(WASHINGTON) — Buying a home is already stressful, but Brittany Crosten said the government shutdown has made it the “most miserable experience of my life.”
Crosten and her husband were trying to buy a house where they live in Banks County, Georgia. They were going to finance it with a rural development loan from the U.S. Department of Agriculture, but under the partial government shutdown that office is completely closed.
She said the family moved in with her husband’s in-laws temporarily while the sale went through. They thought they would only be there for three weeks and in the new house in time for Christmas, but now they have to wait until the government reopens.
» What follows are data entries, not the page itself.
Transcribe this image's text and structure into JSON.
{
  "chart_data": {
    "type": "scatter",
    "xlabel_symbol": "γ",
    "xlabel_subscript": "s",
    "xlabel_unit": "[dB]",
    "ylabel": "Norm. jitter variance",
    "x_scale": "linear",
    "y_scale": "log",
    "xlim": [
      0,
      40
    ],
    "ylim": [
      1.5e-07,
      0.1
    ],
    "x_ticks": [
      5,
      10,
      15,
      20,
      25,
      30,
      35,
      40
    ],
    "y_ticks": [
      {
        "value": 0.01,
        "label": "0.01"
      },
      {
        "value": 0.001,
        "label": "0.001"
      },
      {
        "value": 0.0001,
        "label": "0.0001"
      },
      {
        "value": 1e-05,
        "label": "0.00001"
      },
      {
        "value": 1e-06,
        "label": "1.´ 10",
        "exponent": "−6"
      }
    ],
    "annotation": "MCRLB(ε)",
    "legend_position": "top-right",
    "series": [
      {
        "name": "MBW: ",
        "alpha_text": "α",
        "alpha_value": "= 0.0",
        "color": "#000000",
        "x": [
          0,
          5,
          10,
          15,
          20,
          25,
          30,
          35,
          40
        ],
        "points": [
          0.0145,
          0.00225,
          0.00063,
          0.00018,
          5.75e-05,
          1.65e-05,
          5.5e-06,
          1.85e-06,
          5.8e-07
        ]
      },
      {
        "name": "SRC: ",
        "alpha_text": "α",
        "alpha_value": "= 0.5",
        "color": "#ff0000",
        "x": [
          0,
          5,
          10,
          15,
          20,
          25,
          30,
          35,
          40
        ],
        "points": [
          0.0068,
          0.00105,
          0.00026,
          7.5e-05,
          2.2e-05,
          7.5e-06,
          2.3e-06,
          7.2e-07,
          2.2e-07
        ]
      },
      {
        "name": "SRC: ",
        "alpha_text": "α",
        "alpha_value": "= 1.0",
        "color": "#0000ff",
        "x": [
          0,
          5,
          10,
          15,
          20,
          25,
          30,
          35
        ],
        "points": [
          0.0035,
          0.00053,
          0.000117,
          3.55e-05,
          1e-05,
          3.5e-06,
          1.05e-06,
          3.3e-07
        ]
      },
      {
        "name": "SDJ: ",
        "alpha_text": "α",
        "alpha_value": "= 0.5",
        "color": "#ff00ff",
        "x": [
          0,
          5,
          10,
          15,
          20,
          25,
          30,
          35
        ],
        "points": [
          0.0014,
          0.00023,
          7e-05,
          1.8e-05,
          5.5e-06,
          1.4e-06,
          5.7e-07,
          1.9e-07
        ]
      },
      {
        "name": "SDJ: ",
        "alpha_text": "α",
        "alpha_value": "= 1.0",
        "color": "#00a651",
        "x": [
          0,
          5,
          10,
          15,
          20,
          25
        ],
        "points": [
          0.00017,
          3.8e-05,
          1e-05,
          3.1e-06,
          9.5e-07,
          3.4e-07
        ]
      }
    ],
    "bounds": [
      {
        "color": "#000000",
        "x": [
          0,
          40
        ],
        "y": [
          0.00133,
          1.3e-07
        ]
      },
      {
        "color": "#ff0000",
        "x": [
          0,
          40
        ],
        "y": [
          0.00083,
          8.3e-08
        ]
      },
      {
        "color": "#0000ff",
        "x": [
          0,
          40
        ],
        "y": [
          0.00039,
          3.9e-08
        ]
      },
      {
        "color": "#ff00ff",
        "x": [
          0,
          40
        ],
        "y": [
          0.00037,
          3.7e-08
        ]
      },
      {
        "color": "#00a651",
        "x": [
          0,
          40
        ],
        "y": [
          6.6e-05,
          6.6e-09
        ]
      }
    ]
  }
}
“I never thought I would be able to purchase my own home, now I’m finally there and I can’t get it,” she told ABC News, adding “basically me and my husband are having to sleep on the bottom of a bunk bed and our kids are having to sleep up top.”
She said feels like her three sons missed out on Christmas because they couldn’t put up a tree or play with their toys because they don’t have room. She said they’re storing the gifts in the car because there isn’t room in the house.
“It’s been very stressful because you work so hard to be fortunate enough to buy a home,” she told ABC News.
Crosten, who is 28, said houses are getting more expensive where they live in Banks County, Georgia, and that she needed the loan to buy one of the only houses in the area they can afford. She said she’s worried now that the current owners of the house will decide to go back to renting the house or sell it to someone else if their loan doesn’t go through soon.
“If they decide to back out on the loan then what do I do? I have to uproot our whole family from the community we love,” she said.
The situation has also caused added expenses because they are helping with the bills where they live now, paying for a storage space, and eating out for almost every meal. She said her kids go back to school next week and she may have to work from home, adding even more stress to the situation.
Crosten’s real estate broker Robert White said he has at least one other client whose loan is on hold during the shutdown.
“[The government shutdown is] not only affecting government employees, it’s also affecting homeowners who are trying to fulfill that dream of home ownership,” he told ABC News.